Scientific evidence attests that, at the time of the birth of the Clovis culture, an important megafauna existed in America: from giant moles to the impressive mammoths, considered the largest mammal that has ever existed. Specifically, the so-called Columbia mammoth could reach 4 meters tall and weigh about 10 tons, not to mention that its tusks were a dangerous 3-meter-long weapon.
The men and women of the Clovis culture were only able to obtain such prey through making increasingly precise tools, such as those that emerged in the different excavations. Their specialization in hunting these large mammals grew over time, to the point that they many experts point out that the extinction of this megafauna is directly related to a hunt massive.
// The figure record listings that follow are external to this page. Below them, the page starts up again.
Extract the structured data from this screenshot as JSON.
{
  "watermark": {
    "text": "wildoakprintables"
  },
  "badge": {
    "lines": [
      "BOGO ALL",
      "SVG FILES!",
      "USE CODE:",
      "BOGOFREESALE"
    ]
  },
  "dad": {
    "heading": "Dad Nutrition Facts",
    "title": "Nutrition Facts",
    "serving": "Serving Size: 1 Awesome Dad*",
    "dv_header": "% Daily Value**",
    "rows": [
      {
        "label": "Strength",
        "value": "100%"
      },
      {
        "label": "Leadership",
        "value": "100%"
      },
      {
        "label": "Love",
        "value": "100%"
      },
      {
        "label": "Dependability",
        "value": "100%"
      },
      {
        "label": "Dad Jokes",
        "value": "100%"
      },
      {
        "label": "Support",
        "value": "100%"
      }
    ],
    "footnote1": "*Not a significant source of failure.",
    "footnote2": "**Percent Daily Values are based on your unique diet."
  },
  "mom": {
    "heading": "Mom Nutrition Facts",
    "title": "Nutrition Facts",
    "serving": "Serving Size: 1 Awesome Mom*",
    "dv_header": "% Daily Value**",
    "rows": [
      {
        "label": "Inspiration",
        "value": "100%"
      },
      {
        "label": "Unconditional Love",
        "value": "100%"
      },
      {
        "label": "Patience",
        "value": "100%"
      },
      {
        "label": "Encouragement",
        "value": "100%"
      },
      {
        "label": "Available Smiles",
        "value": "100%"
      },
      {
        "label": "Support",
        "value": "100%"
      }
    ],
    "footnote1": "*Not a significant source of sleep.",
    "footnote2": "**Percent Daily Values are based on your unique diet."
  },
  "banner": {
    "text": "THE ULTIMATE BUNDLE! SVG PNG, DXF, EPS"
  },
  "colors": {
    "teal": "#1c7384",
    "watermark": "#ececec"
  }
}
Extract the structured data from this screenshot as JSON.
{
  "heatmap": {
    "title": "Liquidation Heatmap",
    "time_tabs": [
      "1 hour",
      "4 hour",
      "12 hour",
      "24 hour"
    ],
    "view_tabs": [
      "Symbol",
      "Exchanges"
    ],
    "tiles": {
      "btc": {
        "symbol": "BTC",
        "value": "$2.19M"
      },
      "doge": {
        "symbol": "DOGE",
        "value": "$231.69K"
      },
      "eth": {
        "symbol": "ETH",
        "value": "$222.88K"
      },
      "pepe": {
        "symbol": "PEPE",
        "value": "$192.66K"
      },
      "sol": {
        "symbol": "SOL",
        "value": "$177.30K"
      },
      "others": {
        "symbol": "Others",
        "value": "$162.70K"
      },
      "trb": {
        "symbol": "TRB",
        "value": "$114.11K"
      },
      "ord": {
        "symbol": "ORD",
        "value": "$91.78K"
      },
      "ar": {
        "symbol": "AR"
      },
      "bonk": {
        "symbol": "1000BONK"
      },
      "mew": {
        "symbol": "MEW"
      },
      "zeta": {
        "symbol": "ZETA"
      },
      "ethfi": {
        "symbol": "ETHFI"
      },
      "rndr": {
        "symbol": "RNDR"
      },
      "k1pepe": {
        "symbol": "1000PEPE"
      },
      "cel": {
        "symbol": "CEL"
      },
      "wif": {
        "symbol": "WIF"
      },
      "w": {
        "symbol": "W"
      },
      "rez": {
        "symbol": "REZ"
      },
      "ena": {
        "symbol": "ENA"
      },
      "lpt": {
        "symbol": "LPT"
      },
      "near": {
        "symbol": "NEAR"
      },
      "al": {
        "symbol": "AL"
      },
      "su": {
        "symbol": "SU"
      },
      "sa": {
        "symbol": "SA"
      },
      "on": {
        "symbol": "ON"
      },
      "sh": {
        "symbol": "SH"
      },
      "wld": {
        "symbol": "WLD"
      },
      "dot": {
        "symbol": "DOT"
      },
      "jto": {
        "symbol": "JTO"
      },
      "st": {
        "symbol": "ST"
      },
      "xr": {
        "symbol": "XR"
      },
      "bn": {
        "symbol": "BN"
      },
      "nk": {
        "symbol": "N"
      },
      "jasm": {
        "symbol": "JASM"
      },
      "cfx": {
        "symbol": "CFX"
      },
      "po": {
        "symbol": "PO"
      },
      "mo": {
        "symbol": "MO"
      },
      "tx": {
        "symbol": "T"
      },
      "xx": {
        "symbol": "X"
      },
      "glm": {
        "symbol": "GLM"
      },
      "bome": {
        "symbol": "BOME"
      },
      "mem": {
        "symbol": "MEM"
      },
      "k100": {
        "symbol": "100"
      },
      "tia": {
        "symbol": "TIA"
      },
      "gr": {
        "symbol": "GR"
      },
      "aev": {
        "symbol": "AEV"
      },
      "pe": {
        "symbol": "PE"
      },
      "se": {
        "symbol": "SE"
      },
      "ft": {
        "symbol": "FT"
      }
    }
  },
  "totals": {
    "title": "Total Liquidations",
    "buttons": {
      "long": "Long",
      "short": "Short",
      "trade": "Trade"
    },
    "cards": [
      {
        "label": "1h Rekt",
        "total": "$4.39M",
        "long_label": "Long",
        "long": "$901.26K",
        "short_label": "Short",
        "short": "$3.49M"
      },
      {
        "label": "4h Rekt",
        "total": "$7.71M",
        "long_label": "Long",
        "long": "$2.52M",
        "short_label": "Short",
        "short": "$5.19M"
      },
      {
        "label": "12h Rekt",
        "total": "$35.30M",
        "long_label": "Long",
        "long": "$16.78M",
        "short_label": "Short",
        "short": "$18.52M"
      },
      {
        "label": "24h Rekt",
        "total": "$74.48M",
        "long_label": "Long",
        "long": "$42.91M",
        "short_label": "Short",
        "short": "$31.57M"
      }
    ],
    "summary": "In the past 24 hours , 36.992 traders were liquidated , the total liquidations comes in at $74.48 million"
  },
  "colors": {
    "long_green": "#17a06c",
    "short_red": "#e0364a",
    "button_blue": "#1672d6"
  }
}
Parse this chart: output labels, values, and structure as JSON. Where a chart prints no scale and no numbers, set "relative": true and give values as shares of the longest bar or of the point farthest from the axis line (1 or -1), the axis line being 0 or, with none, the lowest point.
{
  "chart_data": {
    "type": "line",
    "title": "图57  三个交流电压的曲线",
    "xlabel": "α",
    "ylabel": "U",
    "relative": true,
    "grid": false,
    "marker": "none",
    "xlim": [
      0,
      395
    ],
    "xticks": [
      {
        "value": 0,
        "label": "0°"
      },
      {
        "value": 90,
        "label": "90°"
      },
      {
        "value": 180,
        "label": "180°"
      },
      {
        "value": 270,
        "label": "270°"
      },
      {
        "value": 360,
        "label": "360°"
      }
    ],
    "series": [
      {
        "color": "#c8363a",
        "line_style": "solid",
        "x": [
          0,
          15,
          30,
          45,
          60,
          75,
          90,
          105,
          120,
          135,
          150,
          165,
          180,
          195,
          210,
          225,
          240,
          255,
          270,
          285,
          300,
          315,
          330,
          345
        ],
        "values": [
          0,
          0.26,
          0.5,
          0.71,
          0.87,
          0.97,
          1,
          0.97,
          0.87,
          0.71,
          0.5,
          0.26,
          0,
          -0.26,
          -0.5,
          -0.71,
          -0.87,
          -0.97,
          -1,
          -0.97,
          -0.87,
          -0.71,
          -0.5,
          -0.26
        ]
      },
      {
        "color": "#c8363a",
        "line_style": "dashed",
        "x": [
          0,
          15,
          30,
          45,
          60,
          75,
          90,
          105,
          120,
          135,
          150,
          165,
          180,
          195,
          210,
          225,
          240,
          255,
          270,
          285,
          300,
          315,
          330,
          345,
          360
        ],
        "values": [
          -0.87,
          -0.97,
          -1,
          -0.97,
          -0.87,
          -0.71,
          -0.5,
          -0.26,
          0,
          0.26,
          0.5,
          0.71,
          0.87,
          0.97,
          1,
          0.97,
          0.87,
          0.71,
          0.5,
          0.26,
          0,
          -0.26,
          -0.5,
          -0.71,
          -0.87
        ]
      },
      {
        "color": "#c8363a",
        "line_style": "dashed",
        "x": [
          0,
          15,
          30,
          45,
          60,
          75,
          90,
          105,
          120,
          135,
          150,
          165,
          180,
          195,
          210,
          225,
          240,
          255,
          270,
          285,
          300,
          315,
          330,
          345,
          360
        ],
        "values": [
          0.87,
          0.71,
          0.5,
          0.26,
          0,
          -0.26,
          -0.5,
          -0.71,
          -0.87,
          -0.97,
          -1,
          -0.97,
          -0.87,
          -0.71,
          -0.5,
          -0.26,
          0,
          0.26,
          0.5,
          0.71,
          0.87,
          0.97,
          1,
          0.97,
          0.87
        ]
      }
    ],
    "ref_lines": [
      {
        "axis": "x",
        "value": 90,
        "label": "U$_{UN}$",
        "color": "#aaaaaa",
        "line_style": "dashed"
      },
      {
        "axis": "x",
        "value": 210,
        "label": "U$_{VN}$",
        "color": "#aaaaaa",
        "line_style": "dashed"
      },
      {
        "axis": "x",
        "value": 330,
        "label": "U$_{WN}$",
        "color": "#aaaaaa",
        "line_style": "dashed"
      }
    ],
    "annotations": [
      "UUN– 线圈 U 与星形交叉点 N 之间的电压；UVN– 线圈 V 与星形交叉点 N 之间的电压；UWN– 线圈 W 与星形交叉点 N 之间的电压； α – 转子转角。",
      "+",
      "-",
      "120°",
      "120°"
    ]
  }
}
Studies through spores (which proliferate in the fecal residues of herbivores and can be preserved for more than 10,000 years) show that, 15,000 years ago, the megafauna in America was very abundant, but that approximately 13,500 years ago it had disappeared due to complete. As we can see, the dates coincide with the Clovis culture. It's more, the disappearance of these large mammals is parallel to the disappearance of this culture.
However, Jacquelyn Gill of the University of Maine, who has extensively studied the presence of spores in soil American, ensures that these began to decrease about 14,800 years ago, that is, long before the culture appeared of Clovis. This indicates that the earlier settlers of the Americas (perhaps those who arrived by boat, according to Erlandson?) also hunted large mammals with much simpler techniques. What is clear is that the mass extinction of the megafauna already occurred at the time of the Clovis culture, as also demonstrated by the study of spores.
A mystery not yet solved
It's hard to unravel the past when it's so far away. Who, exactly, were the men and women who gave life to the so-called Clovis culture? Were they really the first Americans? Why did their culture, which produced such sophisticated tools, only last 300 years?
The answers are still not clear. Like so many other cultures of Prehistory, that of Clovis remains a mystery with many questions to be clarified.